Quick Installation with uv

Install uv if you don’t have it:

curl -LsSf https://astral.sh/uv/install.sh | sh
. "$HOME/.local/bin/env"

Clone the repo from GitHub and run the tool:

git clone https://github.com/scottvr/wtffmpeg.git
cd wtffmpeg
chmod +x wtffmpeg.py
./wtffmpeg.py

The tool automatically downloads the required model from Hugging Face on first run.

Manual Installation Process

Create a virtual environment and activate it:

python3 -m venv .venv
source .venv/bin/activate  # macOS/Linux

Install llama-cpp-python with hardware acceleration for your system:

For NVIDIA GPUs: CMAKE_ARGS="-DLLAMA_CUBLAS=on" pip install llama-cpp-python
For Apple Silicon: CMAKE_ARGS="-DLLAMA_METAL=on" pip install llama-cpp-python
For CPU only: pip install llama-cpp-python

Install the tool: pip install .

Basic Usage

1. Download and place an LLM model (GGUF format) in the project directory. The default is Phi-3-mini-4k-instruct-q4.gguf.

wget https://huggingface.co/microsoft/Phi-3-mini-4k-instruct-gguf/resolve/main/Phi-3-mini-4k-instruct-q4.gguf

2. Describe what you want:

# Convert a file
wtff "turn presentation.mov into a web-friendly mp4"
# Extract audio
wtff "extract the audio from lecture.mp4 and save it as a high-quality mp3"
# Create a clip
wtff "create a 10-second clip from movie.mkv starting at the 2 minute mark"
# Execute without confirmation
wtff -x "resize video.mp4 to 720p"
# Specify a different LLM and start interactive mode
wtff --model mistral-7b-instruct-v0.1.Q3_K_M.gguf -i

Pros

Saves Time: It’s much faster than manually searching for FFmpeg flags and syntax.
Local and Private: Your files and prompts are never sent to an external server.
Interactive and Safe: The confirmation step prevents you from running a bad command by mistake.

Cons

Imperfect Commands: The AI can sometimes generate incorrect or inefficient commands, requiring you to refine your prompt.
Requires a Good Model: The quality of the generated commands depends heavily on the LLM you use.

Related Resources

FFmpeg Official Documentation: https://ffmpeg.org/documentation.html – Comprehensive reference for all ffmpeg parameters and options.
llama-cpp-python Documentation: https://github.com/abetlen/llama-cpp-python – Installation guides for different hardware configurations and optimization settings.
Hugging Face GGUF Models: https://huggingface.co/models?library=gguf – Browse compatible models for different performance and accuracy requirements.
uv Python Package Manager: https://docs.astral.sh/uv/ – Modern Python package management for simplified dependency handling.

FAQs

Q: Does wtffmpeg work offline?
A: Yes.
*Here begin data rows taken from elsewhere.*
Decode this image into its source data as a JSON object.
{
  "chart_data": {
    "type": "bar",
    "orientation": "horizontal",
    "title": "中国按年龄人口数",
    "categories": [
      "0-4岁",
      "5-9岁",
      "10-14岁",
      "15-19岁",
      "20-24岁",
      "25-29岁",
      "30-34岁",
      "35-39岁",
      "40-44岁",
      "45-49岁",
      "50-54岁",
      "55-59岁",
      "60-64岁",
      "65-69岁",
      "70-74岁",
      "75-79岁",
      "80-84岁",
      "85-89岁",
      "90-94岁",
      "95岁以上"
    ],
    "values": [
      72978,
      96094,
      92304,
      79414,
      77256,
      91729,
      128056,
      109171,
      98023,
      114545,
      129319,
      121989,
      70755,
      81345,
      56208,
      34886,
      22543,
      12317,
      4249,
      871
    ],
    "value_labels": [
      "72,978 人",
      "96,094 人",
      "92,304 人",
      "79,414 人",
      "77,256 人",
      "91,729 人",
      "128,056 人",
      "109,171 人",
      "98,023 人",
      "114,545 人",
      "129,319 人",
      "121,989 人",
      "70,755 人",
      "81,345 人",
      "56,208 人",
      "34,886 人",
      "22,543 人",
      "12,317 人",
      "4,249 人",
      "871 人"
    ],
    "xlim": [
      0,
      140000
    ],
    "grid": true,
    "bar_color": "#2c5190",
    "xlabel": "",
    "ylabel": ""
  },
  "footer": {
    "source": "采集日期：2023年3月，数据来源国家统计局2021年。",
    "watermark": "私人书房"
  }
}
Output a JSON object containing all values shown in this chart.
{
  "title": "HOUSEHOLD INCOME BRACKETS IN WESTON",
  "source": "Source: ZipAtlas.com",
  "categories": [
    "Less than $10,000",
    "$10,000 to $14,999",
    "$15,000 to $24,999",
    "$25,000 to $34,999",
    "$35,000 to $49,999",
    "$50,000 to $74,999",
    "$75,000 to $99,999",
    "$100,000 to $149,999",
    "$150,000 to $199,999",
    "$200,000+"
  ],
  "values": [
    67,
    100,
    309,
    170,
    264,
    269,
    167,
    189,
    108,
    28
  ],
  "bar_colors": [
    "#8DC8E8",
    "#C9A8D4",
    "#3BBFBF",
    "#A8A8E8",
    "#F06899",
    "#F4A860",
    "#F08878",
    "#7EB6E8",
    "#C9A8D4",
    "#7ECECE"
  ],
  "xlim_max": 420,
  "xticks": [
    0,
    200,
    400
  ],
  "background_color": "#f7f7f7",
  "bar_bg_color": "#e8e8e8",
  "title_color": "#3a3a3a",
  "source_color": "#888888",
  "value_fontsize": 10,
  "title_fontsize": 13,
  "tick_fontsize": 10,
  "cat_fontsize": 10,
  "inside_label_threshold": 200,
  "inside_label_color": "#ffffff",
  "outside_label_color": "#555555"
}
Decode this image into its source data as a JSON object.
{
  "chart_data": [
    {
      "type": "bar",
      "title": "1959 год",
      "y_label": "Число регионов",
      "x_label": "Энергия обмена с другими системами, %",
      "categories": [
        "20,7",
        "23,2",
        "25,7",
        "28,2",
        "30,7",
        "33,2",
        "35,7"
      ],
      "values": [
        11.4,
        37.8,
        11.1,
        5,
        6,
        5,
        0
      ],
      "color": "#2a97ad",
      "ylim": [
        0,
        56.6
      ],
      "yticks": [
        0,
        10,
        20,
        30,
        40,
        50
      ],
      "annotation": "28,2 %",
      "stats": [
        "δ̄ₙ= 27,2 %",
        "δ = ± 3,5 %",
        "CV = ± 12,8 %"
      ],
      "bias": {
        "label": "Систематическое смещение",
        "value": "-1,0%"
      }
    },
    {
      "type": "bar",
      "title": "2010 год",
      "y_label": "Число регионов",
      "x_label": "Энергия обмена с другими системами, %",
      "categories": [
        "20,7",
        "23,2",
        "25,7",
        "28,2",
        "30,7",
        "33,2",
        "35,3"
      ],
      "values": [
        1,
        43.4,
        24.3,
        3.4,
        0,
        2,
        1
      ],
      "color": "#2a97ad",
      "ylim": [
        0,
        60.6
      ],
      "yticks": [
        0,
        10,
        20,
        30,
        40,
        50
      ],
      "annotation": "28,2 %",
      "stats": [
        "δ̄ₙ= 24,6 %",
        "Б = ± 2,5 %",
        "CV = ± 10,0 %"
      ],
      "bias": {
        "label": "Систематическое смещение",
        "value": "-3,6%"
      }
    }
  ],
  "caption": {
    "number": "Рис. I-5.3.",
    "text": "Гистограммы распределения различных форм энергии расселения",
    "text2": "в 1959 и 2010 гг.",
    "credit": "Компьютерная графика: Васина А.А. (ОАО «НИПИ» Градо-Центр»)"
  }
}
Once you have the tool and a model file downloaded, it runs entirely on your local machine and does not require an internet connection to function.

Q: What kind of computer do I need to run this?
A: It can run on most modern computers with Python installed. For the best performance, a computer with a dedicated NVIDIA or Apple Silicon GPU is recommended to accelerate the AI model, but it will work on CPU only.

Q: What happens if it generates a command that could delete my file?
A: The tool always shows you the command it generated and asks for your confirmation before executing it. You should always review the command to ensure it does what you expect, especially if it involves overwriting or deleting files.